Пол Каланити - Когда дыхание растворяется в воздухе. Иногда судьбе все равно, что ты врач
Одна глава моей жизни закончилась, а может, и вся книга подошла к концу. Вместо того чтобы держаться храбро, я чувствовал себя овцой, потерянной и испуганной. Опасное заболевание не просто меняет жизнь, оно отнимает ее. Не было никакого луча света, который озарил бы То, Что Действительно Важно: мне просто казалось, что мой путь вперед заминирован. Теперь мне придется двигаться окольными путями.
ТОТ ФАКТ, ЧТО Я САМ ВРАЧ, НЕ ИМЕЛ НИКАКОГО ЗНАЧЕНИЯ. ДИАГНОЗ ОЧЕВИДЕН: РАК, ПОРАЗИВШИЙ МНОЖЕСТВО ОРГАНОВ.
Мой брат Дживан приехал в больницу. «Ты так многого добился, – сказал он. – Ты ведь это понимаешь?»

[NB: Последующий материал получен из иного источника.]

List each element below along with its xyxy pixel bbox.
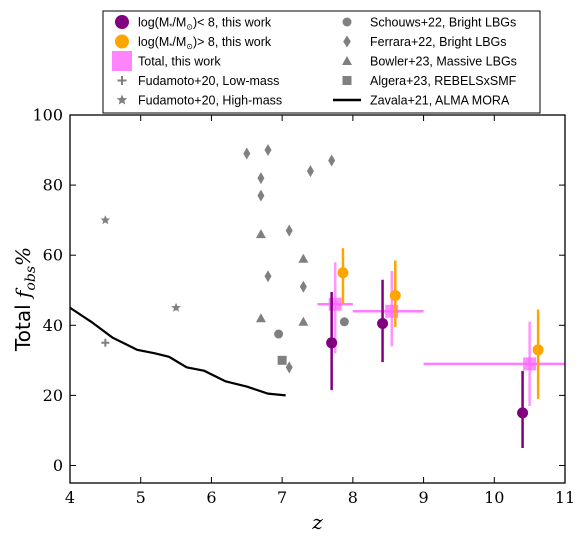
high_mass_this_work-point-2: [532, 309, 544, 399]
plot-area: [69, 144, 565, 448]
legend-label-high_mass_this_work: log(M*/M⊙)> 8, this work: [138, 35, 272, 51]
y-tick-label: 20: [43, 386, 63, 405]
y-tick-label: 100: [32, 106, 63, 125]
bowler-point-0: [255, 229, 266, 239]
legend: log(M*/M⊙)< 8, this work Schouws+22, Brig…: [102, 10, 541, 114]
bowler-point-1: [298, 253, 309, 263]
legend-entry-fudamoto_high: Fudamoto+20, High-mass: [116, 94, 282, 108]
x-tick-label: 7: [277, 488, 287, 507]
ferrara-point-6: [285, 224, 293, 237]
high_mass_this_work-point-1: [389, 260, 401, 328]
ferrara-point-8: [299, 280, 307, 293]
ferrara-point-5: [306, 165, 314, 178]
legend-entry-bowler: Bowler+23, Massive LBGs: [342, 55, 517, 69]
legend-label-low_mass_this_work: log(M*/M⊙)< 8, this work: [138, 16, 272, 32]
bowler-point-3: [298, 316, 309, 326]
zavala-line: [69, 306, 286, 397]
ferrara-point-4: [328, 154, 336, 167]
legend-label-ferrara: Ferrara+22, Bright LBGs: [370, 35, 507, 49]
ferrara-point-1: [264, 144, 272, 157]
plot-frame: [69, 114, 566, 484]
x-tick-label: 5: [136, 488, 146, 507]
legend-label-schouws: Schouws+22, Bright LBGs: [370, 16, 516, 30]
ferrara-point-9: [285, 361, 293, 374]
axes: 4 5 6 7 8 9 10 11 0 20 40 60 80 100 z Total fobs%: [11, 106, 575, 535]
x-tick-label: 9: [418, 488, 428, 507]
y-tick-label: 0: [53, 456, 63, 475]
legend-entry-high_mass_this_work: log(M*/M⊙)> 8, this work: [115, 34, 272, 51]
legend-label-algera: Algera+23, REBELSxSMF: [370, 74, 517, 88]
ferrara-point-3: [257, 189, 265, 202]
y-tick-label: 80: [43, 176, 63, 195]
legend-label-total_this_work: Total, this work: [138, 55, 221, 69]
legend-label-fudamoto_low: Fudamoto+20, Low-mass: [138, 74, 279, 88]
schouws-point-1: [339, 317, 349, 327]
fudamoto_low-point-0: [101, 338, 110, 347]
x-tick-label: 10: [484, 488, 504, 507]
x-tick-label: 11: [555, 488, 575, 507]
fudamoto_high-point-1: [171, 302, 181, 312]
total-point-2: [423, 321, 565, 406]
fudamoto_high-point-0: [100, 215, 111, 225]
low_mass_this_work-point-0: [326, 291, 338, 391]
legend-box: [102, 10, 541, 114]
low_mass_this_work-point-2: [517, 370, 529, 448]
x-tick-label: 4: [65, 488, 75, 507]
legend-entry-ferrara: Ferrara+22, Bright LBGs: [343, 35, 507, 49]
y-tick-label: 40: [43, 316, 63, 335]
legend-entry-algera: Algera+23, REBELSxSMF: [342, 74, 517, 88]
total-point-1: [352, 270, 424, 347]
legend-entry-fudamoto_low: Fudamoto+20, Low-mass: [117, 74, 279, 88]
x-tick-label: 8: [348, 488, 358, 507]
legend-entry-schouws: Schouws+22, Bright LBGs: [342, 16, 516, 30]
low_mass_this_work-point-1: [377, 279, 389, 363]
algera-point-0: [277, 355, 287, 365]
ferrara-point-0: [243, 147, 251, 160]
legend-entry-total_this_work: Total, this work: [112, 51, 221, 71]
legend-entry-zavala: Zavala+21, ALMA MORA: [333, 94, 510, 108]
schouws-point-0: [274, 329, 284, 339]
y-tick-label: 60: [43, 246, 63, 265]
y-axis-label: Total fobs%: [11, 247, 39, 352]
high_mass_this_work-point-0: [337, 248, 349, 305]
x-axis-label: z: [311, 510, 323, 534]
legend-label-zavala: Zavala+21, ALMA MORA: [370, 94, 510, 108]
legend-entry-low_mass_this_work: log(M*/M⊙)< 8, this work: [115, 15, 272, 32]
legend-label-bowler: Bowler+23, Massive LBGs: [370, 55, 517, 69]
legend-label-fudamoto_high: Fudamoto+20, High-mass: [138, 94, 282, 108]
bowler-point-2: [255, 313, 266, 323]
x-tick-label: 6: [206, 488, 216, 507]
ferrara-point-7: [264, 270, 272, 283]
ferrara-point-2: [257, 172, 265, 185]
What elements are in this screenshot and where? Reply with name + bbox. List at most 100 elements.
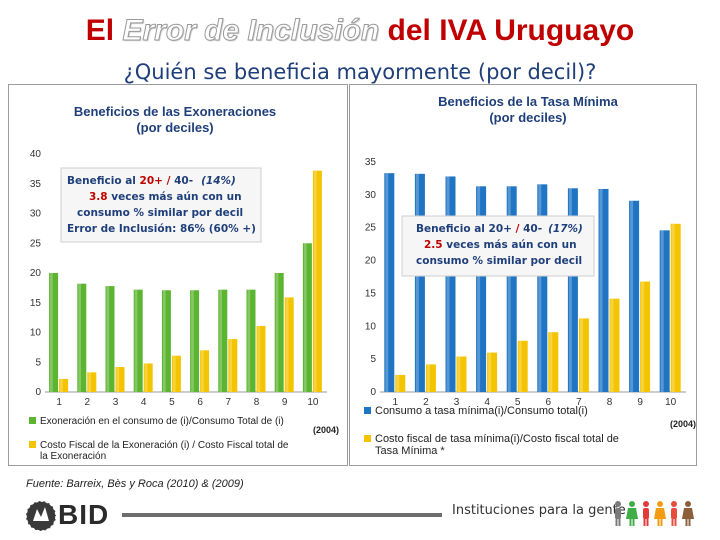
- bar-highlight: [313, 170, 317, 392]
- bar-primary-decile-1: [49, 273, 59, 392]
- legend-label-costo-fiscal: Costo Fiscal de la Exoneración (i) / Cos…: [40, 440, 289, 462]
- bar-highlight: [303, 243, 307, 392]
- bar-highlight: [457, 356, 461, 392]
- bar-highlight: [477, 186, 481, 392]
- annotation-line3: consumo % similar por decil: [416, 255, 582, 267]
- annotation-box: [60, 167, 262, 243]
- title-part1: El: [85, 14, 123, 47]
- bar-primary-decile-5: [161, 290, 171, 392]
- y-tick-label: 10: [30, 328, 42, 339]
- bar-highlight: [579, 318, 583, 392]
- bar-highlight: [396, 374, 400, 392]
- bar-highlight: [247, 289, 251, 392]
- y-tick-label: 20: [365, 256, 377, 267]
- bar-primary-decile-10: [659, 230, 670, 392]
- bar-fiscal-cost-decile-10: [312, 170, 322, 392]
- annotation-line1: Beneficio al 20+ / 40- (14%): [67, 175, 236, 187]
- bar-highlight: [630, 200, 634, 392]
- bar-highlight: [285, 297, 289, 392]
- annotation-line2: 2.5 veces más aún con un: [424, 239, 577, 251]
- x-tick-label: 2: [423, 397, 429, 408]
- x-tick-label: 6: [197, 397, 203, 408]
- bid-logo-icon: [25, 500, 57, 532]
- bar-primary-decile-6: [537, 184, 548, 392]
- bar-highlight: [518, 340, 522, 392]
- x-tick-label: 10: [307, 397, 319, 408]
- page-title: El Error de Inclusión del IVA Uruguayo: [0, 14, 720, 48]
- bar-fiscal-cost-decile-9: [640, 281, 651, 392]
- bar-fiscal-cost-decile-1: [395, 374, 406, 392]
- bar-highlight: [191, 290, 194, 392]
- bar-primary-decile-7: [567, 188, 578, 392]
- bar-highlight: [172, 355, 176, 392]
- bar-fiscal-cost-decile-6: [548, 332, 559, 392]
- bar-highlight: [641, 281, 645, 392]
- bar-primary-decile-4: [476, 186, 487, 392]
- bar-primary-decile-8: [598, 188, 609, 392]
- bar-fiscal-cost-decile-5: [171, 355, 181, 392]
- bar-highlight: [116, 367, 120, 392]
- bar-primary-decile-3: [445, 176, 456, 392]
- y-tick-label: 35: [30, 179, 42, 190]
- x-tick-label: 4: [141, 397, 147, 408]
- bar-highlight: [78, 283, 81, 392]
- bar-highlight: [257, 325, 261, 392]
- footer-rule: [122, 513, 442, 517]
- bar-highlight: [134, 289, 138, 392]
- bar-primary-decile-2: [414, 173, 425, 392]
- chart-panel-exoneraciones: Beneficios de las Exoneraciones (por dec…: [8, 84, 348, 466]
- legend-swatch-yellow: [364, 435, 371, 442]
- chart-tasa-minima: Beneficios de la Tasa Mínima (por decile…: [364, 94, 696, 457]
- bar-highlight: [415, 173, 419, 392]
- chart-panel-tasa-minima: Beneficios de la Tasa Mínima (por decile…: [349, 84, 697, 466]
- bar-highlight: [229, 339, 232, 392]
- chart-title-line2: (por deciles): [489, 110, 566, 125]
- year-note: (2004): [670, 419, 696, 429]
- x-tick-label: 8: [254, 397, 260, 408]
- bar-primary-decile-10: [302, 243, 312, 392]
- bar-highlight: [106, 286, 110, 392]
- bar-primary-decile-6: [190, 290, 200, 392]
- bar-primary-decile-4: [133, 289, 143, 392]
- legend-swatch-green: [29, 417, 36, 424]
- legend-swatch-blue: [364, 407, 371, 414]
- bar-fiscal-cost-decile-4: [487, 352, 498, 392]
- bar-highlight: [88, 372, 91, 392]
- bar-highlight: [219, 289, 222, 392]
- bar-primary-decile-9: [274, 273, 284, 392]
- bar-highlight: [426, 364, 430, 392]
- title-part2: del IVA Uruguayo: [379, 14, 635, 47]
- x-tick-label: 7: [226, 397, 232, 408]
- chart-title-line2: (por deciles): [136, 120, 213, 135]
- bar-highlight: [507, 186, 511, 392]
- y-tick-label: 30: [30, 209, 42, 220]
- y-tick-label: 20: [30, 268, 42, 279]
- bar-highlight: [50, 273, 53, 392]
- bar-fiscal-cost-decile-2: [425, 364, 436, 392]
- legend-label-costo-fiscal: Costo fiscal de tasa mínima(i)/Costo fis…: [375, 433, 619, 457]
- bid-logo-text: BID: [58, 499, 110, 530]
- page-subtitle: ¿Quién se beneficia mayormente (por deci…: [123, 60, 597, 84]
- bar-fiscal-cost-decile-7: [228, 339, 238, 392]
- y-tick-label: 25: [365, 223, 377, 234]
- x-tick-label: 3: [454, 397, 460, 408]
- person-icon: [626, 501, 638, 526]
- bar-highlight: [660, 230, 664, 392]
- bar-primary-decile-9: [629, 200, 640, 392]
- bar-fiscal-cost-decile-10: [670, 223, 681, 392]
- y-tick-label: 5: [35, 357, 41, 368]
- person-icon: [682, 501, 694, 526]
- bar-fiscal-cost-decile-1: [59, 378, 69, 392]
- annotation-line2: 3.8 veces más aún con un: [89, 191, 242, 203]
- x-tick-label: 5: [515, 397, 521, 408]
- x-tick-label: 8: [607, 397, 613, 408]
- x-tick-label: 9: [282, 397, 288, 408]
- bar-fiscal-cost-decile-7: [578, 318, 589, 392]
- title-ghost-text: Error de Inclusión: [122, 14, 380, 48]
- bar-highlight: [446, 176, 450, 392]
- bar-primary-decile-1: [384, 173, 395, 392]
- bar-fiscal-cost-decile-3: [115, 367, 125, 392]
- y-tick-label: 15: [365, 288, 377, 299]
- bar-highlight: [671, 223, 675, 392]
- x-tick-label: 4: [484, 397, 490, 408]
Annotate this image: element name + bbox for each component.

Я вздохнул. Он хотел меня приободрить, но его слова показались мне пустыми. Всю свою жизнь я копил потенциал, который никогда уже не сможет быть реализован. Я планировал сделать так много и был так близок к этому. Теперь я оказался физически слаб, моя личность и мое будущее рушились, как карточный домик, и я столкнулся с теми же экзистенциальными проблемами, что и мои пациенты. Диагноз «рак легких» был подтвержден. Мое тщательно спланированное и тяжело заработанное будущее больше не существовало. Смерть, с которой я так часто встречался на работе, теперь пришла ко мне с личным визитом. Я оказался с ней лицом к лицу, но не узнавал ее. Стоя на перекрестке, где должны были остаться следы бесчисленного количества пациентов, которых я принял за все эти годы, я видел лишь необитаемую, страшную, сияющую белую пустыню, следы с которой навсегда стер песчаный вихрь.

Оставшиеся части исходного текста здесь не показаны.